• Internal Revenue Service rules that termination of marital trust won’t implicate Internal Revenue Code Section 2519 because initial qualified terminable interest property (QTIP) election was void, but release of power of appointment results in taxable gift—In Private Letter Ruling 201615004 (April 8, 2016), a surviving spouse entered into a settlement agreement with the children of a decedent in which they agreed to terminate a trust. The decedent’s revocable trust established the trust, and a QTIP election had been made for the trust on the decedent’s estate tax return. Under the settlement agreement: (1) the trust was to be terminated, and a fixed amount of the trust assets was to be paid to the spouse, (2) the trustee agreed to pay a percentage of the spouse’s income and gift tax liability, if any, caused by the termination of the trust, and (3) the remaining assets held in the trust were to be paid to other trusts for the benefit of the children.

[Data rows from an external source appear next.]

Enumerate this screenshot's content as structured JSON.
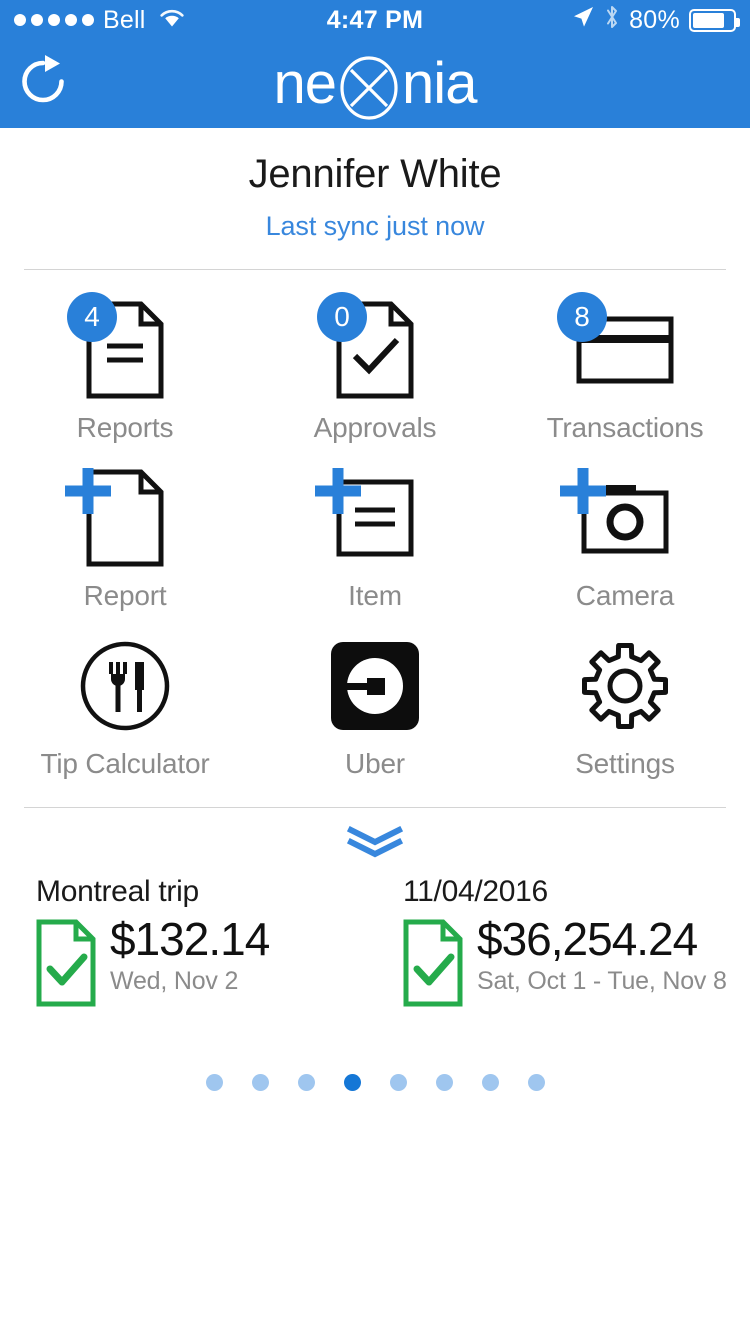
{
  "status_bar": {
    "carrier": "Bell",
    "signal_dots": 5,
    "wifi_icon": "wifi-icon",
    "time": "4:47 PM",
    "location_icon": "location-arrow-icon",
    "bluetooth_icon": "bluetooth-icon",
    "battery_percent": "80%",
    "battery_level": 80
  },
  "navbar": {
    "refresh_icon": "refresh-icon",
    "brand_prefix": "ne",
    "brand_suffix": "nia",
    "brand_mark": "circled-x-logo",
    "background": "#2980d9"
  },
  "header": {
    "user_name": "Jennifer White",
    "sync_status": "Last sync just now",
    "sync_color": "#3887dd"
  },
  "grid": {
    "rows": [
      [
        {
          "label": "Reports",
          "icon": "document-lines-icon",
          "badge": "4",
          "name": "reports"
        },
        {
          "label": "Approvals",
          "icon": "document-check-icon",
          "badge": "0",
          "name": "approvals"
        },
        {
          "label": "Transactions",
          "icon": "credit-card-icon",
          "badge": "8",
          "name": "transactions"
        }
      ],
      [
        {
          "label": "Report",
          "icon": "document-blank-icon",
          "plus": true,
          "name": "add-report"
        },
        {
          "label": "Item",
          "icon": "square-lines-icon",
          "plus": true,
          "name": "add-item"
        },
        {
          "label": "Camera",
          "icon": "camera-icon",
          "plus": true,
          "name": "add-camera"
        }
      ],
      [
        {
          "label": "Tip Calculator",
          "icon": "fork-knife-circle-icon",
          "name": "tip-calculator"
        },
        {
          "label": "Uber",
          "icon": "uber-logo-icon",
          "name": "uber"
        },
        {
          "label": "Settings",
          "icon": "gear-icon",
          "name": "settings"
        }
      ]
    ]
  },
  "expand": {
    "icon": "double-chevron-down-icon",
    "color": "#3887dd"
  },
  "cards": [
    {
      "title": "Montreal trip",
      "amount": "$132.14",
      "date": "Wed, Nov 2",
      "status_icon": "document-approved-green-icon",
      "status_color": "#25ab4b"
    },
    {
      "title": "11/04/2016",
      "amount": "$36,254.24",
      "date": "Sat, Oct 1 - Tue, Nov 8",
      "status_icon": "document-approved-green-icon",
      "status_color": "#25ab4b"
    }
  ],
  "pager": {
    "total": 8,
    "active_index": 3,
    "active_color": "#1577d6",
    "inactive_color": "#9fc6ef"
  }
}
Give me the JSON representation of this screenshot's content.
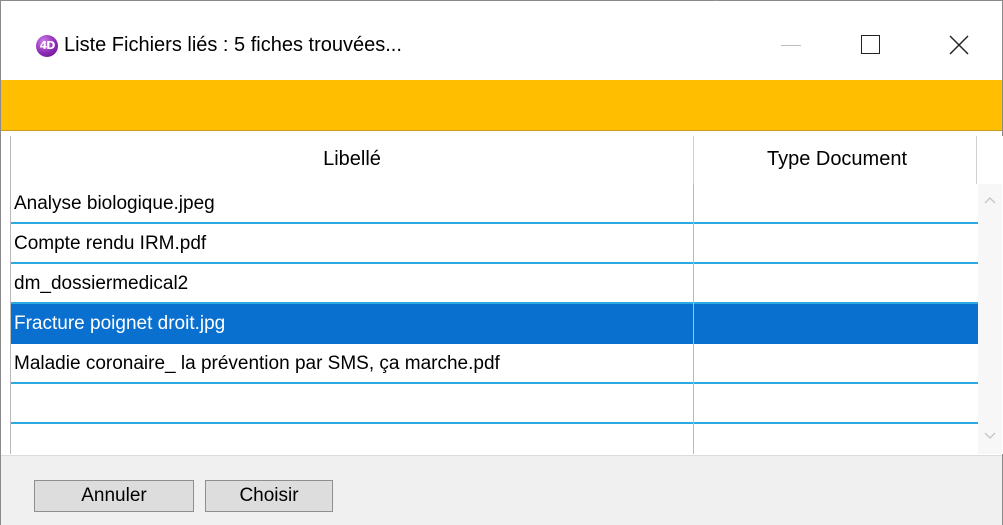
{
  "window": {
    "app_icon_text": "4D",
    "title": "Liste Fichiers liés : 5 fiches trouvées..."
  },
  "icons": {
    "app": "4d-app-icon",
    "minimize": "minimize-icon",
    "maximize": "maximize-icon",
    "close": "close-icon",
    "scroll_up": "chevron-up-icon",
    "scroll_down": "chevron-down-icon"
  },
  "colors": {
    "banner": "#ffbe00",
    "selection": "#0a70cf",
    "row_rule": "#2ea8e0"
  },
  "table": {
    "columns": [
      "Libellé",
      "Type Document"
    ],
    "rows": [
      {
        "libelle": "Analyse biologique.jpeg",
        "type": "",
        "selected": false
      },
      {
        "libelle": "Compte rendu IRM.pdf",
        "type": "",
        "selected": false
      },
      {
        "libelle": "dm_dossiermedical2",
        "type": "",
        "selected": false
      },
      {
        "libelle": "Fracture poignet droit.jpg",
        "type": "",
        "selected": true
      },
      {
        "libelle": "Maladie coronaire_ la prévention par SMS, ça marche.pdf",
        "type": "",
        "selected": false
      },
      {
        "libelle": "",
        "type": "",
        "selected": false
      },
      {
        "libelle": "",
        "type": "",
        "selected": false
      }
    ]
  },
  "buttons": {
    "cancel": "Annuler",
    "choose": "Choisir"
  }
}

The IRS ruled (at the estate’s request) that under Revenue Procedure 2001-38, the QTIP election was null and void because it wasn’t necessary to reduce the estate tax liability to zero. As a result, the trust property wasn’t includible in the spouse’s estate under IRC Section 2044, the spouse wasn’t treated as making a gift under IRC Section 2519 and the spouse wasn’t the transferor for generation-skipping transfer (GST) tax purposes under IRC Section 2652. In effect, the trust wasn’t a “marital trust.”
However, as part of the termination, the spouse did release a general power of appointment (GPA) over the trust. The IRS ruled that this release was a taxable transfer by the spouse under IRC Section 2514(b). The spouse was treated as making a gift of the value of the trust property at the time of the release, reduced by any consideration that the spouse received. Furthermore, by virtue of being treated as making a gift of the property due to the release of the GPA, the spouse was treated as the transferor for GST tax purposes (negating any GST allocation made by the decedent’s estate).